New Graduate Nurse Support Structure
Senior nursing students who have accepted RN positions at Memorial are welcomed as they complete their studies. Each soon-to-be grad meets with our director of nursing practice development to complete an NCLEX readiness assessment, learn test-taking strategies, and develop an individualized NCLEX practice/preparation plan. Ninety six percent of our new graduates pass their NCLEX on the first try.
Nurses are "graduate nurse residents" until completing NCLEX. These nurses partner with RN preceptors and can perform certain nursing care activities such as completing a head-to-toe patient assessment, documenting findings, and providing other aspects of nursing care under the supervision of the RN preceptor.
After passing the NCLEX, graduate nurse residents achieve a status of "RN license pending." These nurses can perform any aspect of care that an RN performs but cannot be assigned as the only nurse in a unit.
After receiving the paper copy of the RN license, the RNLP becomes an RN with no legal restrictions on performance of nursing care. We at Memorial recognize that nurses remain new to their roles for about 12 to 18 months.
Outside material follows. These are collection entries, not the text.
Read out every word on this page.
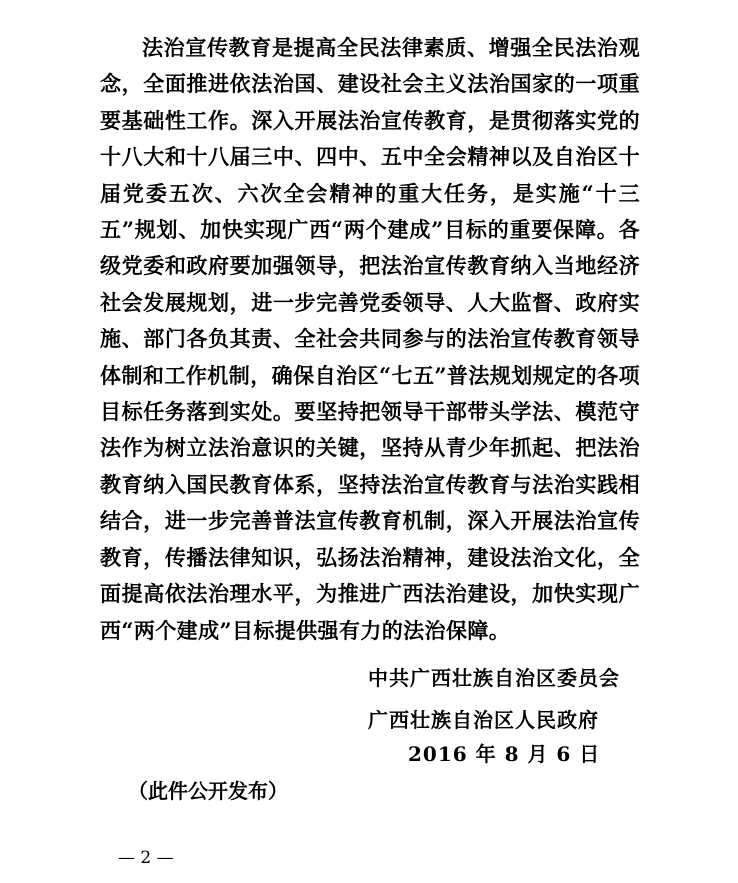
法治宣传教育是提高全民法律素质、增强全民法治观念，全面推进依法治国、建设社会主义法治国家的一项重要基础性工作。深入开展法治宣传教育，是贯彻落实党的十八大和十八届三中、四中、五中全会精神以及自治区十届党委五次、六次全会精神的重大任务，是实施“十三五”规划、加快实现广西“两个建成”目标的重要保障。各级党委和政府要加强领导，把法治宣传教育纳入当地经济社会发展规划，进一步完善党委领导、人大监督、政府实施、部门各负其责、全社会共同参与的法治宣传教育领导体制和工作机制，确保自治区“七五”普法规划规定的各项目标任务落到实处。要坚持把领导干部带头学法、模范守法作为树立法治意识的关键，坚持从青少年抓起、把法治教育纳入国民教育体系，坚持法治宣传教育与法治实践相结合，进一步完善普法宣传教育机制，深入开展法治宣传教育，传播法律知识，弘扬法治精神，建设法治文化，全面提高依法治理水平，为推进广西法治建设，加快实现广西“两个建成”目标提供强有力的法治保障。

中共广西壮族自治区委员会
广西壮族自治区人民政府
2016 年 8 月 6 日
（此件公开发布）
— 2 —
New RN orientation takes at least 10 to 12 weeks, and we provide special support to RNs during their first year.
Our nursing practice development facilitator makes daily rounds among the nursing units to ensure new nurses' needs are being met, and they're developing positive relationships with their nurse managers and preceptors. The facilitator also arranges for each new nurse to have a long-term mentor, a veteran RN who helps the new nurse adapt to Memorial and the RN role.
Our newly-graduated nurses spend their first 12 months in our nurse residency. This monthly series of developmental seminars focuses on the professional needs of nurses in their first year of nursing practice.